What are the signs and symptoms of prostate cancer?

Most people have no external symptoms of prostate cancer. The clearest signs are found by testing: a high PSA score and/or abnormal physical exam. When external symptoms do show, they're similar to the urinary issues that come with an enlarged prostate. More serious signs include rapid weight loss, pain the bones and/or the area around the prostate.

Prostate Cancer Symptoms_Jeffrey Wilde

In early stages, there usually are no external symptoms of prostate cancer. In a survey of the people ZERO serves, 94% of all patients received their diagnosis because of a prostate cancer screening, and not because of seeing the doctor for specific symptoms.

Prostate cancer is almost always found through testing. A higher-than-average PSA score for your age and/or an abnormal Digital Rectal Exam (DRE) can make a life-saving difference for those with an aggressive form of the disease.

Early prostate cancer symptoms

The prostate is a male organ, located where the urinary and reproductive systems meet, and it grows in size as men grow older. These same biological systems show the signs of prostate cancer in those rare cases where external symptoms appear:

  • Urinary symptoms:
    • Strong urge to urinate immediately
    • Frequent nighttime urination
    • Pain and/or burning when urinating
    • Difficulty starting the urinary stream
    • A weak urinary stream once it starts
    • Dribbling after you’re finished
    • Frequent urinary tract infections
  • Sexual symptoms:
    • Difficulty having an erection
    • Pain when ejaculating
    • Blood in the urine or semen

The best thing you can do to catch prostate cancer early is to have regular check-ups with your doctor, know your PSA score and risk factors (such as family history, race and ethnicity, military service, and age), and be screened once you're the appropriate age to get tested

Other prostate health issues with these symptoms

If you have concerns about the above symptoms, discuss them with your doctor.

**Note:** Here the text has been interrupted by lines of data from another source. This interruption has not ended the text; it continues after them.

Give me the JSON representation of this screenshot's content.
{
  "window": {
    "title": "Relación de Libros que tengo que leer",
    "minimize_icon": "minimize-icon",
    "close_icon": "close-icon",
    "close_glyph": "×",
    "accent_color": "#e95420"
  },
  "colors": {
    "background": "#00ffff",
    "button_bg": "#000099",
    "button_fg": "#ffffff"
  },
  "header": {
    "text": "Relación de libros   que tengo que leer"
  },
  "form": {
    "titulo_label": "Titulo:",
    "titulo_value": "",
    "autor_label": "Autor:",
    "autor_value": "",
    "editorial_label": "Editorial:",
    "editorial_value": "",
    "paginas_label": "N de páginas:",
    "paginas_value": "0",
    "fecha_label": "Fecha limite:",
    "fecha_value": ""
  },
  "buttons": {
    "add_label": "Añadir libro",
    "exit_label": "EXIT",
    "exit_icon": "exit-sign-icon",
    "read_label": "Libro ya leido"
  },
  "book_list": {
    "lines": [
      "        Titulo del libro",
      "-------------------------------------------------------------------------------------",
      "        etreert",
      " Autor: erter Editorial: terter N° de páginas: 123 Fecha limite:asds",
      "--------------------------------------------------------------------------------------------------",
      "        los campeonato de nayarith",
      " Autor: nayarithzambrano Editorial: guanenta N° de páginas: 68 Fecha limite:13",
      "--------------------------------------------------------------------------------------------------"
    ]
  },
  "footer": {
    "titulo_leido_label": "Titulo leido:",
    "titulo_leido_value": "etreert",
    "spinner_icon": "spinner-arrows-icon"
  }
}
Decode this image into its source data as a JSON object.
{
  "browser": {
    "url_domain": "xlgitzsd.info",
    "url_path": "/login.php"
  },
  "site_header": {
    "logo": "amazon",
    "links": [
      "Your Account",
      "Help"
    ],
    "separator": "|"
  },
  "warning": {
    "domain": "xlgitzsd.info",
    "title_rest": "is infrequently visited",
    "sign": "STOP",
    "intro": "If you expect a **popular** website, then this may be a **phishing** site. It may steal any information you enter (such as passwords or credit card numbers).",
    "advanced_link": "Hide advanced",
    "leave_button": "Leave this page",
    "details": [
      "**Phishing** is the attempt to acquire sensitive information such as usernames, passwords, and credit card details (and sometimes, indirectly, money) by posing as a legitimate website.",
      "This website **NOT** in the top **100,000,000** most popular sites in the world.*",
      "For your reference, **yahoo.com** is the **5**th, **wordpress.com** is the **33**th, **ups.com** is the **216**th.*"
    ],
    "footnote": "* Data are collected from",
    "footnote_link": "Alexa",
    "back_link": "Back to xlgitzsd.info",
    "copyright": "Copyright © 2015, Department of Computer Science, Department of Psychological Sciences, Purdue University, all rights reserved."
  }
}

While they may not mean you stage I or stage II prostate cancer, there are other diseases that affect the prostate, such as:

  • Enlarged prostate (Benign Prostatic Hyperplasia, or BPH)
  • Inflammation (prostatitis)
  • Overactive bladder or urinary tract infection (UTI)

The good news is that conditions like BPH are not associated with a higher chance of having prostate cancer[1]. Learn more, including how these prostate-related diseases can be treated and managed improve your quality of life.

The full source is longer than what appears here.